Here we show that this statement does not remain true for systems of polygonal chains of length 2. We also construct systems of polygonal chains of length 3 such that their disjointness graphs have arbitrarily large girth and chromatic number. In the opposite direction, we show that the class of disjointness graphs of (possibly self-intersecting) 2-way infinite polygonal chains of length 3 is χ-bounded: for every such graph G, we have $\chi (G)\le {(\omega (G))}^3+\omega (G)$.

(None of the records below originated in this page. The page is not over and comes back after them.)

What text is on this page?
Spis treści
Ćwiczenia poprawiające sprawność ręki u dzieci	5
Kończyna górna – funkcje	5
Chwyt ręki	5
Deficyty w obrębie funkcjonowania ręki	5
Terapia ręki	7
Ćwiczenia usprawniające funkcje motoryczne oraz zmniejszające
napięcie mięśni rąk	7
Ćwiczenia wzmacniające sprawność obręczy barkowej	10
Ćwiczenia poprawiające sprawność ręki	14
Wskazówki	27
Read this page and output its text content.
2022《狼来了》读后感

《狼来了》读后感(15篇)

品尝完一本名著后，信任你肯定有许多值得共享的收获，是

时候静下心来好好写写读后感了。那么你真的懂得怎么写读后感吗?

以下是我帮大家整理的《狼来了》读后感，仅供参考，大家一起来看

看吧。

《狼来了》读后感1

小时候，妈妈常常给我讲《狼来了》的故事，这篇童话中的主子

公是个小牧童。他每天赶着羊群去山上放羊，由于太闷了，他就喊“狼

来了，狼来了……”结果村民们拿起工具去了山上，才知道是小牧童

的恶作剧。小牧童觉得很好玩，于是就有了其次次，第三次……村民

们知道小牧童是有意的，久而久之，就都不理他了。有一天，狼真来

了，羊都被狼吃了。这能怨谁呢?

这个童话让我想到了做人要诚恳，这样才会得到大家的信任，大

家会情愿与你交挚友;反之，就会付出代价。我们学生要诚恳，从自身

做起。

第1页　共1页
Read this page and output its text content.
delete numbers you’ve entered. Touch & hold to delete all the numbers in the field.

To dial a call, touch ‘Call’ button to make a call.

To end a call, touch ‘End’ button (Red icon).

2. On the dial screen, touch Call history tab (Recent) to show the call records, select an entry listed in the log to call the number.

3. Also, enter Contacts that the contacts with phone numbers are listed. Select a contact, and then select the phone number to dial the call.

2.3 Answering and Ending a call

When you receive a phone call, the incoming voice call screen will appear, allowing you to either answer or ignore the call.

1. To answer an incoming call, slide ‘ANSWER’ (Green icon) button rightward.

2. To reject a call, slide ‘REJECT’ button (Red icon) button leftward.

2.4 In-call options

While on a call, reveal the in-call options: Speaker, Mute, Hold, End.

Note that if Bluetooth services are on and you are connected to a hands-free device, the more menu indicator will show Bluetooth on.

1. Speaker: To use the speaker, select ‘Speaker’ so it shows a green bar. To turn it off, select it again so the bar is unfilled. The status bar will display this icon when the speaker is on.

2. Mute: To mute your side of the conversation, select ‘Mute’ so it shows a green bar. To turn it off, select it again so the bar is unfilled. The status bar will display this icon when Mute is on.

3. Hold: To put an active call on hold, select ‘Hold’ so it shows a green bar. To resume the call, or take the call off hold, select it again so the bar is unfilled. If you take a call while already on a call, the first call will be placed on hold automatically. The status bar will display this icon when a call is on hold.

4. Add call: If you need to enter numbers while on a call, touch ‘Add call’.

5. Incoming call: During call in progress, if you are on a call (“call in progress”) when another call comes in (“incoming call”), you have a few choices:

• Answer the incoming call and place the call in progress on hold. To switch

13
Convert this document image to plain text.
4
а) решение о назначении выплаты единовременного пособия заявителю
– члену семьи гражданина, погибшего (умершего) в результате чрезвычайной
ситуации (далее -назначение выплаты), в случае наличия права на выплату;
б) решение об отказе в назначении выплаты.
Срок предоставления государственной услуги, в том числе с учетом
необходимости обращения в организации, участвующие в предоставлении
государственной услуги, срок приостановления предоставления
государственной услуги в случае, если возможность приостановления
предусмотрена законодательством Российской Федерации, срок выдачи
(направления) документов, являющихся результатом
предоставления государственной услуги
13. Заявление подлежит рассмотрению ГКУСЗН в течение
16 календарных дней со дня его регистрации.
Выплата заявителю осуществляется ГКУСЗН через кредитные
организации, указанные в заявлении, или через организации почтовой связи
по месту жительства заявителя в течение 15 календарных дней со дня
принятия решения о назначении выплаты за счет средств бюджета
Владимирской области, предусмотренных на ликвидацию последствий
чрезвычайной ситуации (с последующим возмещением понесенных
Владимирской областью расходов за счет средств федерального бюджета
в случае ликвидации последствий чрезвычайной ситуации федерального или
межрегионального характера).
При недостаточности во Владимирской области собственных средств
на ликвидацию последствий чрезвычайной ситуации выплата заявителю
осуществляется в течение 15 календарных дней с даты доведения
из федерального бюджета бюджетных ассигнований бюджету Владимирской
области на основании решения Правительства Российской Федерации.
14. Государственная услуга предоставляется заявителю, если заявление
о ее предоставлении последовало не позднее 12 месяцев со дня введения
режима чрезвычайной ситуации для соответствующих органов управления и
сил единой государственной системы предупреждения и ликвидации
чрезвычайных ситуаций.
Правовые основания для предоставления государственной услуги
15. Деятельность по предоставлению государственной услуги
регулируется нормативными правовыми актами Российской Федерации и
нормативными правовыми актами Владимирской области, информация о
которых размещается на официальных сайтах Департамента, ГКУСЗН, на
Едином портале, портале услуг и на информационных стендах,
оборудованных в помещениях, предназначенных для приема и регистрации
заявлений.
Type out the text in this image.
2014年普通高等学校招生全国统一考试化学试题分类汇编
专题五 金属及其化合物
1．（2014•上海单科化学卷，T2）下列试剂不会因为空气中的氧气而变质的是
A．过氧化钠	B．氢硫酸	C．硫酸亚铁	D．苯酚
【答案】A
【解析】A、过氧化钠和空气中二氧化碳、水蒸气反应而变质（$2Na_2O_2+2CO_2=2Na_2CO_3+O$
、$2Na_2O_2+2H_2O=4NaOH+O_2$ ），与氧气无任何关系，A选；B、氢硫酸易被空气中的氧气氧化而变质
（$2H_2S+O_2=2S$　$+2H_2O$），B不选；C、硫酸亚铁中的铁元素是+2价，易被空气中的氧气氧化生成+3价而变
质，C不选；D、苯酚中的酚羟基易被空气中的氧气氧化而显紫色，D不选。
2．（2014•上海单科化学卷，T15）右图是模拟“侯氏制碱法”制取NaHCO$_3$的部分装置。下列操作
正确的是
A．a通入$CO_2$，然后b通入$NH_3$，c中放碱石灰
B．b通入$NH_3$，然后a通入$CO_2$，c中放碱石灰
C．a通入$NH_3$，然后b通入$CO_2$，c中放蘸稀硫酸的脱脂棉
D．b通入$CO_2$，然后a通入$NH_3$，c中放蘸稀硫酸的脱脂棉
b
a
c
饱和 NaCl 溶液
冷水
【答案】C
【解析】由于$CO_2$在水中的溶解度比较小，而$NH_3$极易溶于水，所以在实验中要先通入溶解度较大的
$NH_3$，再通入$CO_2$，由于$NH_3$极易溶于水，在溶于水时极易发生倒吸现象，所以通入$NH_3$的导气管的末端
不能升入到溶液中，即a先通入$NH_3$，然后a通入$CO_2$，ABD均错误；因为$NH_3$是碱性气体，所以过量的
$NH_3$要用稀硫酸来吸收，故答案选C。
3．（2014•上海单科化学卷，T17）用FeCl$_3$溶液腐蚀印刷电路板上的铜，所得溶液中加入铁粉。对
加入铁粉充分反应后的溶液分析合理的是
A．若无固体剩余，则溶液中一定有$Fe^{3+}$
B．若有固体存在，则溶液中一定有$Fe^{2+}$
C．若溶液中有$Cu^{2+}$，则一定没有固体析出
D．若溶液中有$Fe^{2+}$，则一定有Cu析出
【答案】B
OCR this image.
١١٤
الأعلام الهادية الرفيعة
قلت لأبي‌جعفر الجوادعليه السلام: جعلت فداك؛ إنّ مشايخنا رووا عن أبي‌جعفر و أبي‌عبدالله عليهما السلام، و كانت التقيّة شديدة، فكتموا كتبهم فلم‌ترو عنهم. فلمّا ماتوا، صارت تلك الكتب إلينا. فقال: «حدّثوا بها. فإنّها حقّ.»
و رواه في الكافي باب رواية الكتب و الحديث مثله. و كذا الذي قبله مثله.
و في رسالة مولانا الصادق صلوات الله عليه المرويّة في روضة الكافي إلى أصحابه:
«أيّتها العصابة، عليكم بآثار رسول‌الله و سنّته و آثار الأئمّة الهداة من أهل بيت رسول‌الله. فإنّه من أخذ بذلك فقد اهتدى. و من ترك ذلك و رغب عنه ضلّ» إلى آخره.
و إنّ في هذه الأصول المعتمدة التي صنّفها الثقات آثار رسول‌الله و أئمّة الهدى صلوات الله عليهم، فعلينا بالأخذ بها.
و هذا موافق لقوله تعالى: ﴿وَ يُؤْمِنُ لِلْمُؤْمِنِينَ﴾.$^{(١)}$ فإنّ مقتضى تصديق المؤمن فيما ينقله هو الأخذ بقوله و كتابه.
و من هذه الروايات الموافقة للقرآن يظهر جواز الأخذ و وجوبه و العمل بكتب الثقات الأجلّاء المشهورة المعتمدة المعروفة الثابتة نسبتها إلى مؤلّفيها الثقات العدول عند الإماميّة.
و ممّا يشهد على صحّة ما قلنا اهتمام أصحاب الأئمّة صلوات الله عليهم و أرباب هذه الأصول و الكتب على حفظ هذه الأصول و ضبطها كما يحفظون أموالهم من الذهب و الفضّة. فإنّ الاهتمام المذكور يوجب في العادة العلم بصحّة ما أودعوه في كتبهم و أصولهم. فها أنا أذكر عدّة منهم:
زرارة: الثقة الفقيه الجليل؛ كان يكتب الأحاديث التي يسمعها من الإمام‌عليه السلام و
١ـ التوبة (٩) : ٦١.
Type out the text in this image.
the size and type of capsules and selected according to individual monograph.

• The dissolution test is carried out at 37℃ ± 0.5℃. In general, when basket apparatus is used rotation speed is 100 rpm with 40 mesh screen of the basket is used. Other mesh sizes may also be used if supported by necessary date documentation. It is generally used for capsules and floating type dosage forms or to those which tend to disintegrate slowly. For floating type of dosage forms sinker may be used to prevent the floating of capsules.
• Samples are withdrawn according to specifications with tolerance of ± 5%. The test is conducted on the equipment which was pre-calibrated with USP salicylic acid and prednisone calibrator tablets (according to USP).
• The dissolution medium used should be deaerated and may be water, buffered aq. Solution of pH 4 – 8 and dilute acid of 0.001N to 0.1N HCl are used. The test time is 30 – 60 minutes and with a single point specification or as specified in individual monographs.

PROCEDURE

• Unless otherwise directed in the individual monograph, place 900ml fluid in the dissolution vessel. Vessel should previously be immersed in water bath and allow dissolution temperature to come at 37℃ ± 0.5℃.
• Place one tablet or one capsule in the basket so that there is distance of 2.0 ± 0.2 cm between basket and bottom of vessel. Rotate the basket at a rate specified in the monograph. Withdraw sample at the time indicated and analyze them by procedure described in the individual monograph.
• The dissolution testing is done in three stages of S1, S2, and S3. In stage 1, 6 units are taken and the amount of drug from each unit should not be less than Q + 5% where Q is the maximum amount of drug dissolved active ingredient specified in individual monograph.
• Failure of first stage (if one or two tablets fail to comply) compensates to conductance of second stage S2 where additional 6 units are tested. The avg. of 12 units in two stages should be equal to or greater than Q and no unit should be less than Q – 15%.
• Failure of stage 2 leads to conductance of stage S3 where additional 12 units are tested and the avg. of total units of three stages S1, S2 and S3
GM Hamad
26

集合系统的不相交图是这样的图，其顶点是集合，当且仅当它们不相交时，两个集合通过边连接。已知平面内任意线段系统的不相交图G都是χ 有界，即它的色数$\chi （G）$上限由其团数的函数决定$\omega （G）$。

在这里，我们证明这个说法对于长度为 2 的多边形链系统并不成立。我们还构造了长度为 3 的多边形链系统，使得它们的不相交图具有任意大的周长和色数。在相反的方向上，我们证明长度为 3 的（可能自相交）2路无限多边形链的不相交图的类是χ有界的：对于每个这样的图G，我们有$\chi （G）\le {（\omega （G））}^3+\omega （G）$。